Methodology
How AiVIS Cite Ledger scores AI visibility
AiVIS Cite Ledger measures whether answer engines - ChatGPT, Perplexity, Gemini, and Claude - can parse, trust, and cite a page with confidence. Every score is grounded in observable page evidence, not heuristics or black-box models. This document explains the full scoring framework, dimension weights, validation pipeline, and the BRAG trail protocol that connects every finding to a specific crawl observation.
The scoring formula (avs-v3)
The AiVIS Cite Ledger composite score is a weighted sum of ten independent scoring families, each scored on a 0–100 scale. Weights were derived from observed citation patterns across major answer engines and reflect how heavily each signal influences whether a page gets extracted and quoted in a generated response.
Each family score is computed independently before weighting. Hard-blocker caps apply first: one hard blocker caps the composite at 79, three or more cap it at 59. Hard blockers are absent JSON-LD, absent title tag, absent H1, or AI crawlers blocked in robots.txt.

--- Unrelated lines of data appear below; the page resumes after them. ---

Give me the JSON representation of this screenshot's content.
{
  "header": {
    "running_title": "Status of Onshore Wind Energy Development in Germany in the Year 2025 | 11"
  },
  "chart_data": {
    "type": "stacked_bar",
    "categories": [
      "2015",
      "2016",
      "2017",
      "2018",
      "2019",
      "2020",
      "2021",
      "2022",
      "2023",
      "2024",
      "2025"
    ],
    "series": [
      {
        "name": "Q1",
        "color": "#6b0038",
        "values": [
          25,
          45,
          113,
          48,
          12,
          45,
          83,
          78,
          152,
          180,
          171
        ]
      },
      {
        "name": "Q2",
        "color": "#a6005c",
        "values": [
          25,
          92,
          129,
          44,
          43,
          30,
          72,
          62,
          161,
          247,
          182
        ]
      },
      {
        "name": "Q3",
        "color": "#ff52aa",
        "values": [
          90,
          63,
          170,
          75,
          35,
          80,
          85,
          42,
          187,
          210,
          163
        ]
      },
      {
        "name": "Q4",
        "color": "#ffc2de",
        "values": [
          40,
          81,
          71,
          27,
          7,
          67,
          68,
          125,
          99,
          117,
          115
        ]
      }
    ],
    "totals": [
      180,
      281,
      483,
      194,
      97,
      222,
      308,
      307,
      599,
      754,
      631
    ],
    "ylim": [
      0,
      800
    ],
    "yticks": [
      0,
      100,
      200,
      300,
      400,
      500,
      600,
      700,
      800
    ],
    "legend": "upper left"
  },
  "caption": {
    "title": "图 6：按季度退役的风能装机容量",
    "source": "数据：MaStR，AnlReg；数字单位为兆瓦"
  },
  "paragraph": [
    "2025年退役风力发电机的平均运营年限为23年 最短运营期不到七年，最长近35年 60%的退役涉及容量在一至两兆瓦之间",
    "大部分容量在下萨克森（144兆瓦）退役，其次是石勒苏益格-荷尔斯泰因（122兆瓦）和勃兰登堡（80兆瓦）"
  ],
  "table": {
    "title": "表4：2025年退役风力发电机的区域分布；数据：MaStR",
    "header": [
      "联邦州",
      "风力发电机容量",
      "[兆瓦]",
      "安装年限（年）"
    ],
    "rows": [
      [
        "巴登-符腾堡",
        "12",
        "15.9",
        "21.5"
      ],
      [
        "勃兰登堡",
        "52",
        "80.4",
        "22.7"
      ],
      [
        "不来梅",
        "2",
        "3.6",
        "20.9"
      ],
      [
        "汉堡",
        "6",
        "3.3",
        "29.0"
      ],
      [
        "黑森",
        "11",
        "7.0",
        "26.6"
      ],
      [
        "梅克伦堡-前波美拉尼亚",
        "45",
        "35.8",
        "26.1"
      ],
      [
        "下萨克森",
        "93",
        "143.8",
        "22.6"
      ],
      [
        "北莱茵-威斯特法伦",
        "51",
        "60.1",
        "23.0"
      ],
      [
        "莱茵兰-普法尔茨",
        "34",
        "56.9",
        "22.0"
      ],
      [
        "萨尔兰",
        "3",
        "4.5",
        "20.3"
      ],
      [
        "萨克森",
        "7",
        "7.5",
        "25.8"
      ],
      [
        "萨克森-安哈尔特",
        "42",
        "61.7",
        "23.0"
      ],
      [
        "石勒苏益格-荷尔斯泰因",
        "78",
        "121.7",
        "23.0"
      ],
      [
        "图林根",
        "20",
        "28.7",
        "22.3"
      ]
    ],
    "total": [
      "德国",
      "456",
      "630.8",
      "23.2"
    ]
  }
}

Family weights and signals (avs-v3)
| Family | Weight | Primary signals evaluated |
|---|---|---|
| Schema & Structured Data | 18% | JSON-LD presence (hard blocker if absent), schema type coverage, entity references, relationship completeness, syntax validity, multi-type schema diversity |
| Entity & Heading Signals | 14% | Single H1 presence (hard blocker if absent), H2 section structure, title-to-OG title semantic consistency, entity declaration clarity |
| Authority & E-E-A-T | 12% | Knowledge Graph entity record, SERP top-10 organic presence, featured snippet or knowledge panel ownership, external citations on-page |
| Meta Tags & Open Graph | 10% | Title tag (hard blocker if absent), meta description, OG title, OG description, OG image, HTML lang attribute |
| Content Depth | 10% | Word count ≥ 300, question-style H2 headings for snippet eligibility, TL;DR or summary block presence |
| Crawlability & Bot Access | 8% | robots.txt accessible, AI crawlers not blocked (hard blocker if blocked), llms.txt advisory file |
| Renderability & Page Speed | 8% | Page load under 3 s, LCP under 2500 ms, images present, image alt text coverage ≥ 80% |
| Citation Signal Quality | 8% | Meta description length 25–160 chars, meta/OG description consistency, TL;DR positioned at top |
| Indexability & Link Graph | 6% | Canonical URL set, internal links present, external links present, XML sitemap accessible |
| Security & Trust Signals | 6% | HTTPS canonical URL, language/hreflang targeting, zero evidence contradictions |
Why structured data and entity signals outweigh hygiene families: In generative engine pipelines, structured data provides machine-readable entity relationships that directly inform knowledge graph construction. A technically clean page with no schema is functionally opaque to extraction models. Hard blockers are enforced before weighting — a site can score A on hygiene families and still be capped at 79 if JSON-LD is absent.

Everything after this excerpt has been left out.